Why was this final scene of Coffy—in which our protagonist takes a shotgun and blasts her lover in the groin—so impactful to you?

It really sticks for me because at this point in the movie, so much has happened to her. She’s come close to death so many times, she shouldn’t be here. But she is because, ultimately, she is kind of a superhero. She’s more than human. This scene is so radical because the Coffy you meet at the beginning of the movie is a woman who’s really good at doing the math. The Zola you meet at the beginning of the movie is a woman who’s very good at doing the math. She tends to be one step ahead. In Zola, Zola meets Stefani, who is a little bit better at the math than she is, who seduces her, and she’s lured into this trip. In Coffy, her lover, her partner is someone who has totally seduced her and is a couple steps ahead. He has so much power over her that he is able to convince her of why he wronged her. You see her guard go down, you see how he works her, and you feel that vulnerability.
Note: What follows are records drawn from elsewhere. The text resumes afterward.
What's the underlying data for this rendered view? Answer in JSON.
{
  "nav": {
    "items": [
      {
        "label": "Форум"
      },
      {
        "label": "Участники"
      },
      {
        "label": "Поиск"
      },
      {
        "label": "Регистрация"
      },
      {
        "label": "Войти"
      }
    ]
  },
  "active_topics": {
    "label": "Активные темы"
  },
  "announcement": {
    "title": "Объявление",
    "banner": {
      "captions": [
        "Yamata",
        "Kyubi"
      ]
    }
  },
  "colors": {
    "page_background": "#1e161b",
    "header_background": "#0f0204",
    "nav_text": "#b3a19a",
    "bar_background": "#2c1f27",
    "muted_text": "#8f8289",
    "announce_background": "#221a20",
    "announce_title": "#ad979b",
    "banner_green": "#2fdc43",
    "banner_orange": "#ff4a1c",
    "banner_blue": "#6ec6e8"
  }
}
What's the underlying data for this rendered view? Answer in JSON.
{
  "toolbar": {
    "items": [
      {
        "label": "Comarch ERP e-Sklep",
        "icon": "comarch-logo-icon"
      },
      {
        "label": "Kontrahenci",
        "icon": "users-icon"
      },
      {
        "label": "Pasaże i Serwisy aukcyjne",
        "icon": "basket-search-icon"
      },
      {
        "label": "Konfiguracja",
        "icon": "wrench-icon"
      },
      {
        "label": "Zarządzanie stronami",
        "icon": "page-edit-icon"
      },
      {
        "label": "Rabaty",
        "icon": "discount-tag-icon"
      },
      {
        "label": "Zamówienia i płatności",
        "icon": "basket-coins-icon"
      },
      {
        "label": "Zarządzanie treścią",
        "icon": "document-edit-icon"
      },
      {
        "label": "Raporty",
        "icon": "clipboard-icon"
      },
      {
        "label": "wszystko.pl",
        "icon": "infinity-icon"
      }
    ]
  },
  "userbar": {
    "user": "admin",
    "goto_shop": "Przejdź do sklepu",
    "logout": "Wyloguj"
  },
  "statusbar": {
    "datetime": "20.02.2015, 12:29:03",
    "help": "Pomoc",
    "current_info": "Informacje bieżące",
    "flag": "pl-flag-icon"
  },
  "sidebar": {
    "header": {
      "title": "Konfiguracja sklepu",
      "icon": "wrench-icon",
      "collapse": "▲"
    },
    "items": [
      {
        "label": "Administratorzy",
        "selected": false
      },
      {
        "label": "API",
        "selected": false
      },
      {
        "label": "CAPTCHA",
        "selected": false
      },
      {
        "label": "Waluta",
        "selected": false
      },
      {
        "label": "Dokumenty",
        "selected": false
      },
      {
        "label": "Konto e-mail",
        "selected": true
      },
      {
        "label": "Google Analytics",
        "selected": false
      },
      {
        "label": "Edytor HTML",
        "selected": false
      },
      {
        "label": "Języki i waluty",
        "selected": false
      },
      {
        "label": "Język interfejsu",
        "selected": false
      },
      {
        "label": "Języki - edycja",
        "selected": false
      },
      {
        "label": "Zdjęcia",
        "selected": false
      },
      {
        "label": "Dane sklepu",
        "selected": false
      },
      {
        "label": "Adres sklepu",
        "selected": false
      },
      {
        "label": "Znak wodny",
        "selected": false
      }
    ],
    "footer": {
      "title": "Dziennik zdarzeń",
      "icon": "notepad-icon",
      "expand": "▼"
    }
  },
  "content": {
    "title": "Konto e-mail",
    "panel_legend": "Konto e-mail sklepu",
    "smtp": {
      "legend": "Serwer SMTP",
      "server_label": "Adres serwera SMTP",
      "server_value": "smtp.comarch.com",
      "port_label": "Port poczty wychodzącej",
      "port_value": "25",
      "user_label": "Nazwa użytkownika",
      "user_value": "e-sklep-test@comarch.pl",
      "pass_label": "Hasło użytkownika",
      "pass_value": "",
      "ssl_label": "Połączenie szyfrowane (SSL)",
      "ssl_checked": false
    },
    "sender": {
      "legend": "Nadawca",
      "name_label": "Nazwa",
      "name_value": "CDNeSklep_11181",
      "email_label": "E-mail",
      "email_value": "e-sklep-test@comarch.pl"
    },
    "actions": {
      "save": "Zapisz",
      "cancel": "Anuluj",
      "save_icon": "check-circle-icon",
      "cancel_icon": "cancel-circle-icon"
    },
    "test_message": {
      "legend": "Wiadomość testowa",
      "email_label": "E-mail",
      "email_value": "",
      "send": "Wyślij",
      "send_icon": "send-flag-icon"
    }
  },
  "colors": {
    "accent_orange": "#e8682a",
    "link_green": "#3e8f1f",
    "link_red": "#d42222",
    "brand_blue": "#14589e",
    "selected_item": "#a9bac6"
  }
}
She is not a superhero, actually. She is a woman full of agency, a woman who is also very vulnerable. He almost gets her, but then it’s revealed that he’s got another woman upstairs and she’s like, I gotta shoot him in the dick. Classic. That’s another link to Zola, too—it’s obviously funny, and it’s speaking to Blaxploitation cinema, which is kind of like the ‘70s “Marvel universe” of sorts. That scene really encapsulated a lot of the emotional tenor of Zola. In some of the more curious and radical scenes in Zola, there aren’t just one or two feelings, there are five or six—and they’re also funny, and uncomfortable, and distressing.